そこで生まれたのが「TC(Tはtaxane Cはcyclophosphamide)」ここでのtaxaneはDTXが選択されています。(3週に1回のレジメンだから)
SABCS 2007でTC>ACが示されて以降、(非アンスラサイクリンレジメンである)TCが一般化されています。
〇それでもCEFなどの「アンスラサイクリン単独レジメン」を提案する医師がいるのは何故なの?
長いことanthracyclineの時代が続いたので「本当にアンスラサイクリン抜きでいいの?」抵抗がある医師も多いのです。(大分、少なくなってはきましたが)
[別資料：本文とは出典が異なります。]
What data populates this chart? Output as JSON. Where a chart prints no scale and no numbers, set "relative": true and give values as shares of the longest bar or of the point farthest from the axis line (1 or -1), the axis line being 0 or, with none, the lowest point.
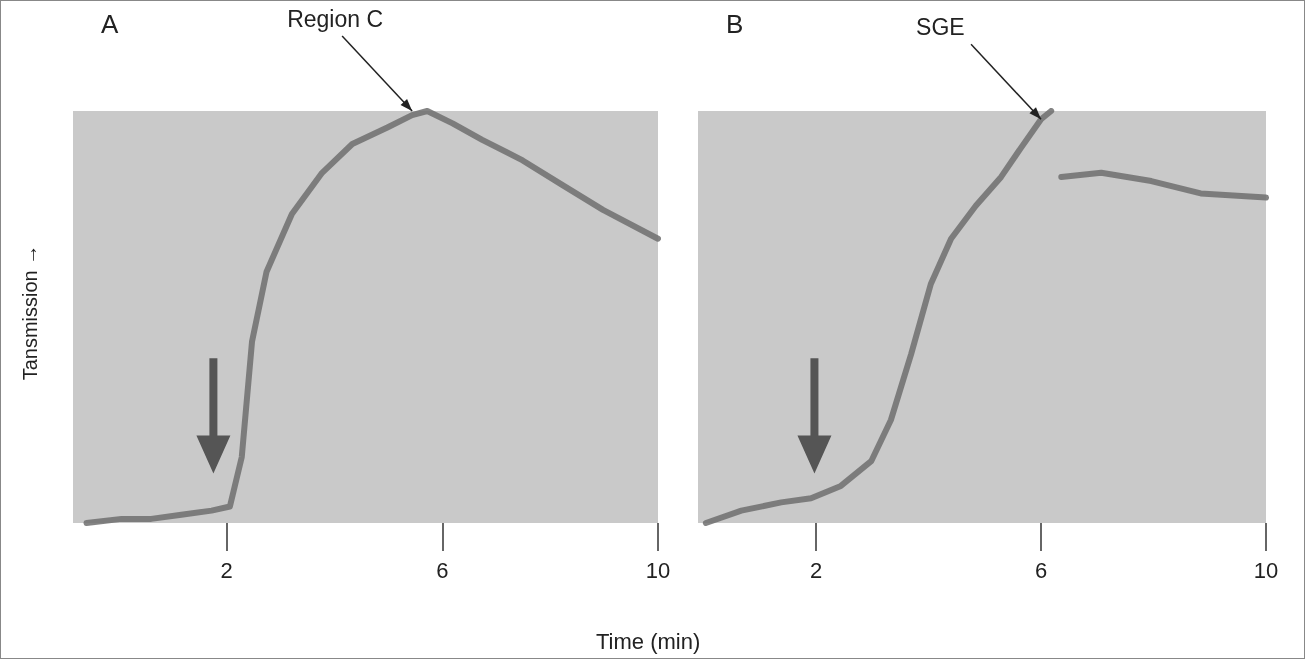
{
  "chart_data": [
    {
      "type": "line",
      "title": "A",
      "xlabel": "Time (min)",
      "ylabel": "Tansmission →",
      "relative": true,
      "xlim": [
        -0.85,
        10
      ],
      "xticks": [
        2,
        6,
        10
      ],
      "tick_labels": "x",
      "grid": false,
      "annotations": [
        {
          "text": "Region C",
          "x": 5.44,
          "y": 1
        }
      ],
      "series": [
        {
          "color": "#6e6e6e",
          "x": [
            -0.6,
            0.05,
            0.6,
            1.16,
            1.72,
            2.06,
            2.28,
            2.47,
            2.74,
            3.21,
            3.77,
            4.33,
            4.98,
            5.44,
            5.72,
            6.19,
            6.74,
            7.49,
            8.23,
            8.98,
            10.0
          ],
          "values": [
            0,
            0.01,
            0.01,
            0.02,
            0.03,
            0.04,
            0.16,
            0.44,
            0.61,
            0.75,
            0.85,
            0.92,
            0.96,
            0.99,
            1,
            0.97,
            0.93,
            0.88,
            0.82,
            0.76,
            0.69
          ]
        }
      ]
    },
    {
      "type": "line",
      "title": "B",
      "relative": true,
      "xlim": [
        -0.1,
        10
      ],
      "xticks": [
        2,
        6,
        10
      ],
      "tick_labels": "x",
      "grid": false,
      "annotations": [
        {
          "text": "SGE",
          "x": 6.0,
          "y": 0.98
        }
      ],
      "series": [
        {
          "color": "#6e6e6e",
          "x": [
            0.04,
            0.67,
            1.38,
            1.91,
            2.44,
            2.98,
            3.33,
            3.69,
            4.04,
            4.4,
            4.84,
            5.29,
            5.64,
            6.0,
            6.18,
            6.27,
            6.36,
            7.07,
            7.96,
            8.84,
            10.0
          ],
          "values": [
            0,
            0.03,
            0.05,
            0.06,
            0.09,
            0.15,
            0.25,
            0.41,
            0.58,
            0.69,
            0.77,
            0.84,
            0.91,
            0.98,
            1,
            null,
            0.84,
            0.85,
            0.83,
            0.8,
            0.79
          ]
        }
      ]
    }
  ]
}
『なるほどー。私のcaseに当てはめると、最強レジメンであるanthracycline + taxaneとなるわけね?』
『その通りです。BさんはTNだから(ホルモン療法を行わないので)その方がいいのです。
luminalBとしての抗がん剤であれば、TCが標準であり、(high riskであれば)luminal typeでもanthracycline + taxaneレジメンとしています。注 16 )』
注 16 )ここでいう「high risk」とは?
最近のQandAでも多く質問が来ています。
単純に「ステージ」と考えましょう。ステージとは「浸潤径」と「リンパ節転移の個数」で決まります。
(私の感覚では)「stageⅢ以上」が基準と考えます。